Circadian (4): REM or Non-REM?
I have been avoiding talking about REM sleep until today because the public (mis)understanding is that REM is the "real deal." People will come to me and show how much REM they had the night before the appointment, based on their smartwatch or Oura ring, but in the same breath complain of symptoms of a broken circadian rhythm. If I suspect this is the case, I usually have to spend time deconstructing the blind faith they put in these gadgets and then offer an alternative investigation to prove or negate the diagnosis. Moreover, it is impossible to tell apart the phases of NREM sleep using movement, heart rate, and respiration—which are the three main parameters these wearables depend on.
In my understanding of the human body, every stage of sleep is important. If we look at the sleep cycles, as we go deeper into the night, we spend longer in REM as opposed to NREM 3. You don’t want to spend a lot of time in REM in the early part of the night; that will throw everything out, too. See, quantity is not everything. Timing is. The timing of everything matters.
Now think about the late-night scrollers, film-watchers, gamers, and workaholics who don’t go to sleep until 3 A.M. They have missed the best of NREM 3. Although they might get their normal share of REM, they often come to me complaining of RSI and all sorts of slow-healing chronic injuries. As a matter of fact, my first experience encountering RSI was before graduating, when I had a friend at Cardiff University with this then-rare diagnosis. I remember clearly that he was an avid late-night gamer. Back in 2006, late-night gaming was relatively uncommon. Refer back to Circadian 2 if you don’t remember that growth hormone is made during NREM 3.
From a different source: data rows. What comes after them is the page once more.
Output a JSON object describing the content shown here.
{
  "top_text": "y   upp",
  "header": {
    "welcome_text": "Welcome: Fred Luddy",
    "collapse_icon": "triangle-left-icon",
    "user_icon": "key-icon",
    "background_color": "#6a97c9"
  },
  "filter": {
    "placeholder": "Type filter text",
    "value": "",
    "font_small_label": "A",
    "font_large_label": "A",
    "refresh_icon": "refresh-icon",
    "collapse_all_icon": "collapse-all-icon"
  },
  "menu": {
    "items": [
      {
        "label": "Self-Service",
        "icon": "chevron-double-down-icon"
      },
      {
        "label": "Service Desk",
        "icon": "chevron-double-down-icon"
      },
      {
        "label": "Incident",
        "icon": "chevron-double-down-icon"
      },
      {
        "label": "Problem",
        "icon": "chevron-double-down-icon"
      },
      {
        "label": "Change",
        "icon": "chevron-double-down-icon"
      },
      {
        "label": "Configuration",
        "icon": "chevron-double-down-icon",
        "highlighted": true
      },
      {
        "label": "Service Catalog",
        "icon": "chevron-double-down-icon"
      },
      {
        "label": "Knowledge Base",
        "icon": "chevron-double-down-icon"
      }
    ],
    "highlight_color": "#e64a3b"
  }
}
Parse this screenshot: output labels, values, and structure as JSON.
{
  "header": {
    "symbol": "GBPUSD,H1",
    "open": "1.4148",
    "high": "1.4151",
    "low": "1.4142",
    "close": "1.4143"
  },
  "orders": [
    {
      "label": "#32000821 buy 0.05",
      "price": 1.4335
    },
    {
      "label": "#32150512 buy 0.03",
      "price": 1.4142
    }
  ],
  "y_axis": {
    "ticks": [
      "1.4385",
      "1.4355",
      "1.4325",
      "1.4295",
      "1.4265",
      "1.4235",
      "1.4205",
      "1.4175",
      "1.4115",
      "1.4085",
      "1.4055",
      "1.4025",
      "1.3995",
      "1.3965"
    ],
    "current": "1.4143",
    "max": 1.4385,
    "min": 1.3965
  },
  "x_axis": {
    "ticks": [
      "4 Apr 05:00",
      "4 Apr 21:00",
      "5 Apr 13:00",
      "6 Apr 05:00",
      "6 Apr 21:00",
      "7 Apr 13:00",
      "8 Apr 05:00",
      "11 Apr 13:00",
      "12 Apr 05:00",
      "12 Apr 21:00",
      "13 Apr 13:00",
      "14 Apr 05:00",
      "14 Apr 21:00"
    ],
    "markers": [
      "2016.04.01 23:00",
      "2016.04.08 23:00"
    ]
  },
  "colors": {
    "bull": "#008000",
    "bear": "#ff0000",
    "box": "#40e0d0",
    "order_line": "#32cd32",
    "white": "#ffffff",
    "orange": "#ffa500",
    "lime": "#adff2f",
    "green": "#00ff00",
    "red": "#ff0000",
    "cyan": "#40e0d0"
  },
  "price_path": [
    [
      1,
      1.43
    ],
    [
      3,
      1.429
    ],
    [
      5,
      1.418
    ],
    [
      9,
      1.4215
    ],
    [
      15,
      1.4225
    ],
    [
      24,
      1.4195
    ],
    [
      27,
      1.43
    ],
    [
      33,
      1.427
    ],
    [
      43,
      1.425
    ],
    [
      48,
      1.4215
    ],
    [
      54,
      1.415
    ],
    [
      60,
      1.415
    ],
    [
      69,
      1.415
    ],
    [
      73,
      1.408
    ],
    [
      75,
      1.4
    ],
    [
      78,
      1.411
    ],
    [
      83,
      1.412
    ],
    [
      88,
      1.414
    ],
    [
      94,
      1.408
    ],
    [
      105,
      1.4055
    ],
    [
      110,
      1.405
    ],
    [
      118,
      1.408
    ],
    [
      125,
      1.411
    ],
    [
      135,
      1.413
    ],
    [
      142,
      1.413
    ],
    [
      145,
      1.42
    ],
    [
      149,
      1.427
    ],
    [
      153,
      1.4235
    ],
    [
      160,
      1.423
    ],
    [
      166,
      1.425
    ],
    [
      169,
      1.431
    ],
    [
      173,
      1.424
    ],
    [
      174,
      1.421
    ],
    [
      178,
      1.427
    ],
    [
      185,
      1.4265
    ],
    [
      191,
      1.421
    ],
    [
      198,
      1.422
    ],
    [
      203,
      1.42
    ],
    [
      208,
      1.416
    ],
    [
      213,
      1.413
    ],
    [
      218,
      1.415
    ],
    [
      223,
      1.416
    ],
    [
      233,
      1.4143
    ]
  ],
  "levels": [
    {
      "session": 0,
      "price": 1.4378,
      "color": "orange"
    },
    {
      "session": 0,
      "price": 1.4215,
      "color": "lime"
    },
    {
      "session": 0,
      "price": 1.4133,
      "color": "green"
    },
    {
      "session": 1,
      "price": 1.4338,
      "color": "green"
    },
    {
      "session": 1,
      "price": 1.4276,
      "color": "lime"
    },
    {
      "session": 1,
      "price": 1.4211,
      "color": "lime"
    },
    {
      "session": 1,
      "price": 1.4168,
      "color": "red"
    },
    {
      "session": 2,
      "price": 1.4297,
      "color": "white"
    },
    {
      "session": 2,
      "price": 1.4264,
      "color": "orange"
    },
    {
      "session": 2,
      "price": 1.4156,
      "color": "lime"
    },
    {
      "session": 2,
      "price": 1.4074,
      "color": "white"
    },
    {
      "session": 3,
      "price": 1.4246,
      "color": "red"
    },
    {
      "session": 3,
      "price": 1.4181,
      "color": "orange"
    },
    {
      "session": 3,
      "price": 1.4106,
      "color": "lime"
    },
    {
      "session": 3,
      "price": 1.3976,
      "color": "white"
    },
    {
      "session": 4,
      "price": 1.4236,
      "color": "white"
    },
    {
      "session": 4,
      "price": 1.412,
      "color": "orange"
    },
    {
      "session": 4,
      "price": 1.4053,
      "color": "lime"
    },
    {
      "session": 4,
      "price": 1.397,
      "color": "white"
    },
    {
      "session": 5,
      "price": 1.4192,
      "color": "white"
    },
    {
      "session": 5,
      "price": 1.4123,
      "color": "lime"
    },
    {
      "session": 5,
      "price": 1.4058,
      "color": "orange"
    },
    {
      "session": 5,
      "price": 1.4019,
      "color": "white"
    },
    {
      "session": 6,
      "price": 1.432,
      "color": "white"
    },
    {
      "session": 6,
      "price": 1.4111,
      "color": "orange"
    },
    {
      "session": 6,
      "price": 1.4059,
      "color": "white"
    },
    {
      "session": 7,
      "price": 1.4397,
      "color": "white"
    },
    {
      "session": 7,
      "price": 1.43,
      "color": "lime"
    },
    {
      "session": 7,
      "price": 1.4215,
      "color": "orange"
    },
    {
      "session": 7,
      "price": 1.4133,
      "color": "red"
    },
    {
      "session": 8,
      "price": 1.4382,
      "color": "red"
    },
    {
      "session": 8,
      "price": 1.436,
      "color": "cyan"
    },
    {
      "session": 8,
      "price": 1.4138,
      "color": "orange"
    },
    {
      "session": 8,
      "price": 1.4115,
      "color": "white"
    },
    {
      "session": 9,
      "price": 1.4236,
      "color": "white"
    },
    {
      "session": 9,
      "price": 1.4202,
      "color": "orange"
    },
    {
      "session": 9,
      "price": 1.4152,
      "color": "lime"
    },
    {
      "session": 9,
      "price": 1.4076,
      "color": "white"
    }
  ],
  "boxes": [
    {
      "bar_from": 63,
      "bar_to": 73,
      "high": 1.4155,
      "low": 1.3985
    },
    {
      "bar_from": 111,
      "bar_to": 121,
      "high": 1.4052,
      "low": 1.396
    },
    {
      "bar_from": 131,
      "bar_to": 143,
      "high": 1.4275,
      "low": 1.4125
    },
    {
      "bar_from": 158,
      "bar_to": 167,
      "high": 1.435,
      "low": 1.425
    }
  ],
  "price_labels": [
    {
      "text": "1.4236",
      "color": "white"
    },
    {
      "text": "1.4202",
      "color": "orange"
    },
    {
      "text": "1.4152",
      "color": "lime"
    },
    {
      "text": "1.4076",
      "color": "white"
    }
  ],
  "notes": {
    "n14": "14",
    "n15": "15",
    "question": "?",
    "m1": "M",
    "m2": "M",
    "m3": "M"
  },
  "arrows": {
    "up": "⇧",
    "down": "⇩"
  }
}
Without NREM 2, the glymphatics (Circadian 3) will always be on the timer to finish its job. NREM 2 provides a sustained duration for the "power wash" to continue to happen. At least half of our sleep will be in NREM 2. This is when we put memories away into precious slots and consolidate new motor skills. If you want to take on a new sport or hobby, you really want to focus on this bit of sleep. Even my Cardiff friend could have used this advice for his hobby.
NREM 1 is absolutely critical. A good NREM 1 is your best bet in your fight against insomnia. It is the bridge between awake and asleep. You know those sleep jerks we have once in a while? Well, that is because this "bridge" wobbles at times. The smoother your NREM 1 is, the better your transition between awake and sleep will be.
Are you ready for a shocker? Well, coffee—by blocking adenosine, which is what the body uses to sense how desperate it is for sleep—causes you to stay longer on this bridge. As a consequence, you won’t spend as much time as you ought to in NREM 2 or 3. If you think a cuppa in the morning is not going to affect you at night, you may want to read on.
A large cup of coffee typically has about 200mg of caffeine. It goes into the body and makes its way to the brain. Caffeine parks itself in some unique "parking spots" where adenosine normally belongs. Caffeine, however, is more forceful than adenosine, so if the two are present, the latter has to give in to the former.
Adenosine is our tiredness counter. Without adenosine, the body is unable to feel how much sleep it needs—this is called sleep pressure. Sleep pressure influences how much time we spend in each of the sleep stages. If your sleep pressure is low, then you spend too much time in NREM 1. If it is too much, then you spend no time there. We call this "passing out." So, really, you want it to be just "average."
Fortunately, the 200mg of caffeine you take in the morning will not all remain in those parking spots by night time. The body has ways to get rid of stuff so we are not eternally doomed by our mistakes from yesteryear. We typically process half of whatever caffeine amount we have every 6 hours. So by midnight, you might be left with 25–30mg of caffeine, reducing your sleep pressure. If you do the math, it takes about 30 hours before your body is free from your last dose of caffeine. Yes, your coffee from yesterday morning was still there when you had another cuppa this morning. You basically top it up every morning before its effects are completely gone.
If you have little sleep pressure, it is harder—although not impossible—for your body to maintain a longer REM cycle. You might be deceived into thinking that you have good REM from the dreams that you have. Here is the truth: dreams can happen at any sleep stage. The dreams are different in different stages, but most people today won’t be able to definitively tell if they were dreaming from a REM or NREM 1, 2, or 3 stage.
In the past, people were definitely more in tune with their bodies and sleep. Thomas Edison was known to frequently have his "light bulb" moments during NREM 1. Dmitri Mendeleev wrote down his periodic table after seeing it in NREM 2-dominant sleep. Winston Churchill used NREM 3 to do 1.5 days of work in one day during WWII. Albert Einstein famously claimed that the theory of Special Relativity came to him in a dream about cows being electrocuted. REM allows the brain to ignore the laws of physics, which was what Einstein needed to "see" time and space differently. Today, sleep is no longer an art for the modern human. I guess this is a sacrifice we have made for taking up wearable technology.